71.05.217.” RCW 71.05.217 permits the Supreme Court to promulgate court rules governing

these proceedings. And those rules provide that the hearing “shall be proceeded with as in any

other civil action.” MPR 3.4(a).

Article I, section 21 of the Washington Constitution states that the legislature may

provide for less than unanimous verdicts in civil matters. See Dunner v. McLaughlin, 100 Wn.2d

832, 844, 676 P.2d 444 (1984). RCW 4.44.380 provides for nonunanimous verdicts in civil

actions, including a verdict of 10 jurors in agreement with the verdict where the jury is composed

of 12 jurors. Commitment by a nonunanimous verdict does not violate an ITA detainee’s due

process rights. McLaughlin, 100 Wn.2d at 845.

The SVPA governs the involuntary commitment of sexually violent predators (SVPs),

people who “have personality disorders and/or mental abnormalities which are unamenable to

existing mental illness treatment modalities and those conditions render them likely to engage in

sexually violent behavior.” RCW 71.09.010. Commitment under the SVPA is appropriate for

people “who do not have a mental disease or defect that renders them appropriate for the existing

involuntary treatment act, chapter 71.05 RCW.” RCW 71.09.010. The State may seek

commitment under the SVPA only in certain circumstances, including when a person is released

from incarceration for a sexually violent offense, found incompetent to stand trial for a sexually

violent offense, found not guilty by reason of insanity for a sexually violent offense, and where

someone who has previously committed a sexually violent offense commits an overt act of a

sexually violent nature. RCW 71.09.030(1).

3 No. 59484-6-II

The SVPA provides that if a jury decides whether a person is an SVP, the verdict must be

unanimous. RCW 71.09.060(1).

B. EQUAL PROTECTION CHALLENGE

JS argues that her involuntary commitment by a nonunanimous jury verdict violates the

equal protection clauses in both the United States and Washington constitutions. We disagree.

1. Legal Principles

“ ‘The Equal Protection Clause of the Fourteenth Amendment commands that no State

shall deny to any person within its jurisdiction the equal protection of the laws, which is

essentially a direction that all persons similarly situated should be treated alike.’ ” State v.

S.D.H., 17 Wn.
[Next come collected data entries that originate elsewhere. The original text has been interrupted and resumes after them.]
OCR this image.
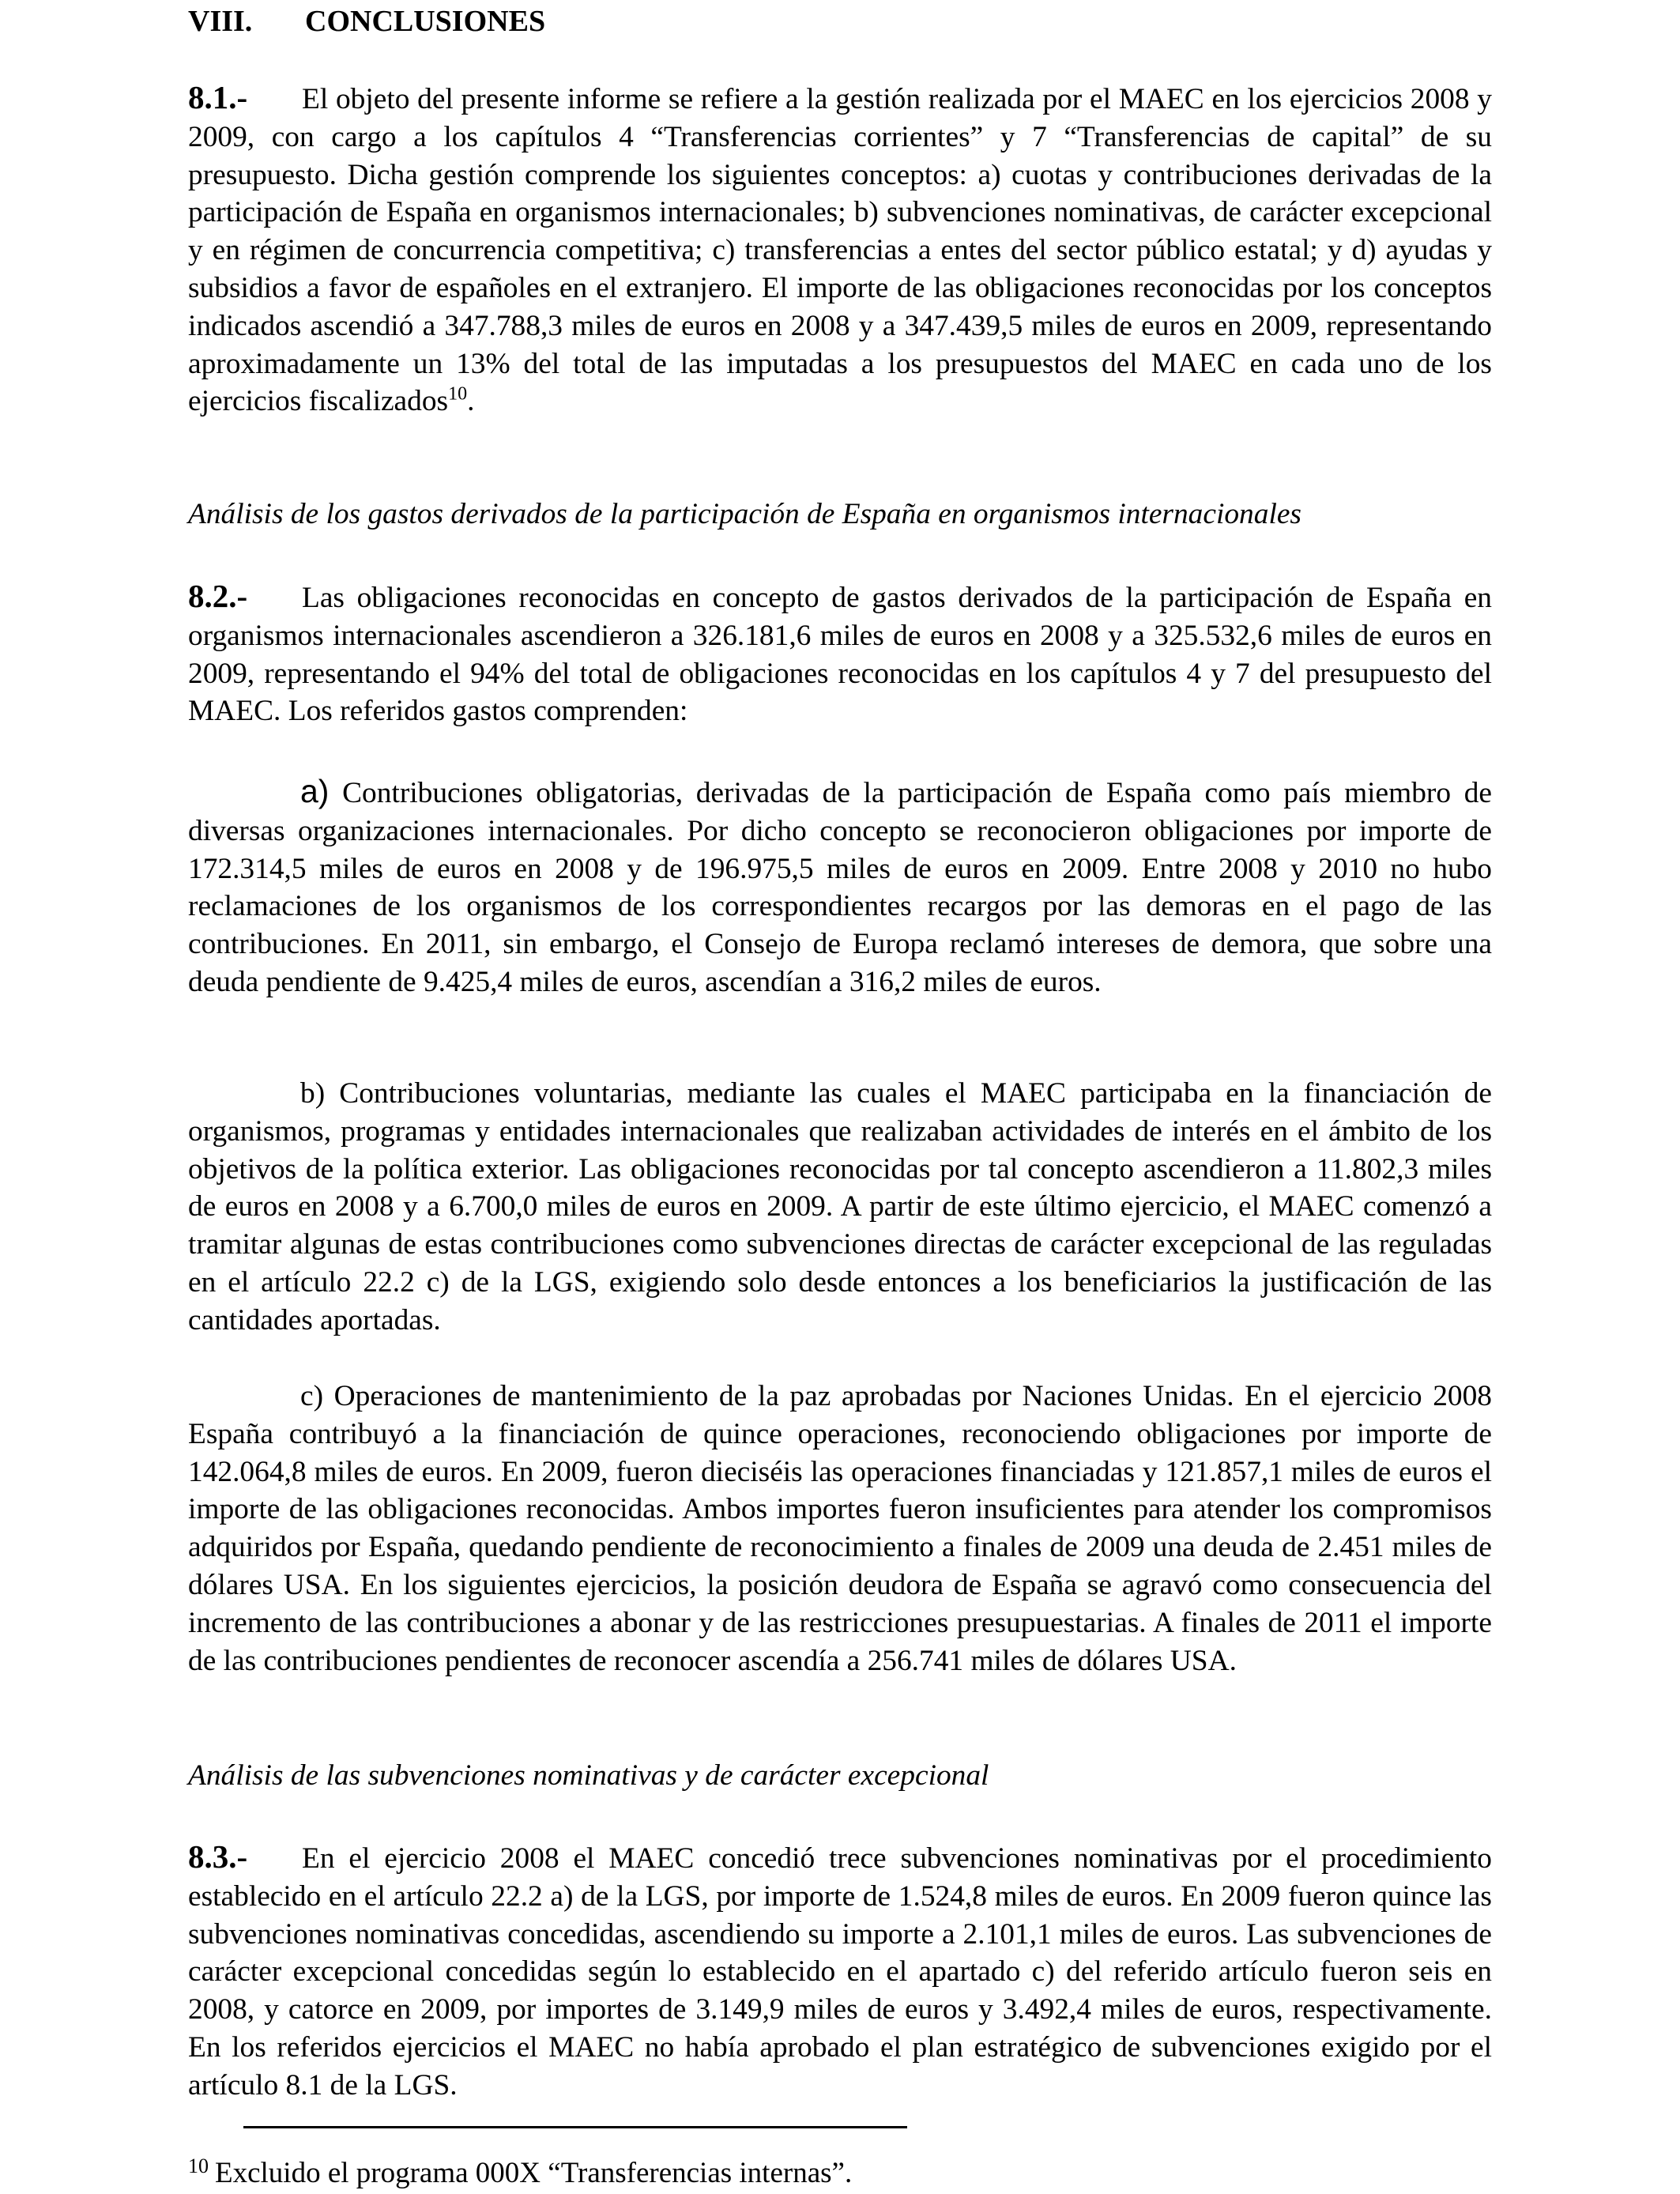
VIII. CONCLUSIONES
8.1.- El objeto del presente informe se refiere a la gestión realizada por el MAEC en los ejercicios 2008 y 2009, con cargo a los capítulos 4 “Transferencias corrientes” y 7 “Transferencias de capital” de su presupuesto. Dicha gestión comprende los siguientes conceptos: a) cuotas y contribuciones derivadas de la participación de España en organismos internacionales; b) subvenciones nominativas, de carácter excepcional y en régimen de concurrencia competitiva; c) transferencias a entes del sector público estatal; y d) ayudas y subsidios a favor de españoles en el extranjero. El importe de las obligaciones reconocidas por los conceptos indicados ascendió a 347.788,3 miles de euros en 2008 y a 347.439,5 miles de euros en 2009, representando aproximadamente un 13% del total de las imputadas a los presupuestos del MAEC en cada uno de los ejercicios fiscalizados$^{10}$.
Análisis de los gastos derivados de la participación de España en organismos internacionales
8.2.- Las obligaciones reconocidas en concepto de gastos derivados de la participación de España en organismos internacionales ascendieron a 326.181,6 miles de euros en 2008 y a 325.532,6 miles de euros en 2009, representando el 94% del total de obligaciones reconocidas en los capítulos 4 y 7 del presupuesto del MAEC. Los referidos gastos comprenden:
a) Contribuciones obligatorias, derivadas de la participación de España como país miembro de diversas organizaciones internacionales. Por dicho concepto se reconocieron obligaciones por importe de 172.314,5 miles de euros en 2008 y de 196.975,5 miles de euros en 2009. Entre 2008 y 2010 no hubo reclamaciones de los organismos de los correspondientes recargos por las demoras en el pago de las contribuciones. En 2011, sin embargo, el Consejo de Europa reclamó intereses de demora, que sobre una deuda pendiente de 9.425,4 miles de euros, ascendían a 316,2 miles de euros.
b) Contribuciones voluntarias, mediante las cuales el MAEC participaba en la financiación de organismos, programas y entidades internacionales que realizaban actividades de interés en el ámbito de los objetivos de la política exterior. Las obligaciones reconocidas por tal concepto ascendieron a 11.802,3 miles de euros en 2008 y a 6.700,0 miles de euros en 2009. A partir de este último ejercicio, el MAEC comenzó a tramitar algunas de estas contribuciones como subvenciones directas de carácter excepcional de las reguladas en el artículo 22.2 c) de la LGS, exigiendo solo desde entonces a los beneficiarios la justificación de las cantidades aportadas.
c) Operaciones de mantenimiento de la paz aprobadas por Naciones Unidas. En el ejercicio 2008 España contribuyó a la financiación de quince operaciones, reconociendo obligaciones por importe de 142.064,8 miles de euros. En 2009, fueron dieciséis las operaciones financiadas y 121.857,1 miles de euros el importe de las obligaciones reconocidas. Ambos importes fueron insuficientes para atender los compromisos adquiridos por España, quedando pendiente de reconocimiento a finales de 2009 una deuda de 2.451 miles de dólares USA. En los siguientes ejercicios, la posición deudora de España se agravó como consecuencia del incremento de las contribuciones a abonar y de las restricciones presupuestarias. A finales de 2011 el importe de las contribuciones pendientes de reconocer ascendía a 256.741 miles de dólares USA.
Análisis de las subvenciones nominativas y de carácter excepcional
8.3.- En el ejercicio 2008 el MAEC concedió trece subvenciones nominativas por el procedimiento establecido en el artículo 22.2 a) de la LGS, por importe de 1.524,8 miles de euros. En 2009 fueron quince las subvenciones nominativas concedidas, ascendiendo su importe a 2.101,1 miles de euros. Las subvenciones de carácter excepcional concedidas según lo establecido en el apartado c) del referido artículo fueron seis en 2008, y catorce en 2009, por importes de 3.149,9 miles de euros y 3.492,4 miles de euros, respectivamente. En los referidos ejercicios el MAEC no había aprobado el plan estratégico de subvenciones exigido por el artículo 8.1 de la LGS.
$^{10}$ Excluido el programa 000X “Transferencias internas”.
App. 2d 123, 138, 484 P.3d 538 (2021) (quoting Boardman v. Inslee, 978 F.3d

1092, 1117 (9th Cir. 2020)). Similarly, article I, section 12 of the Washington Constitution

“ ‘requires that persons similarly situated with respect to the legitimate purpose of the law

receive like treatment.’ ” State v. Min Sik Kim, 7 Wn. App. 2d 839, 845, 436 P.3d 425 (2019)

(quoting State v. Simmons, 152 Wn.2d 450, 458, 98 P.3d 789 (2004)). Our analysis under the

federal and state equal protection clauses is substantially similar. Schroeder v.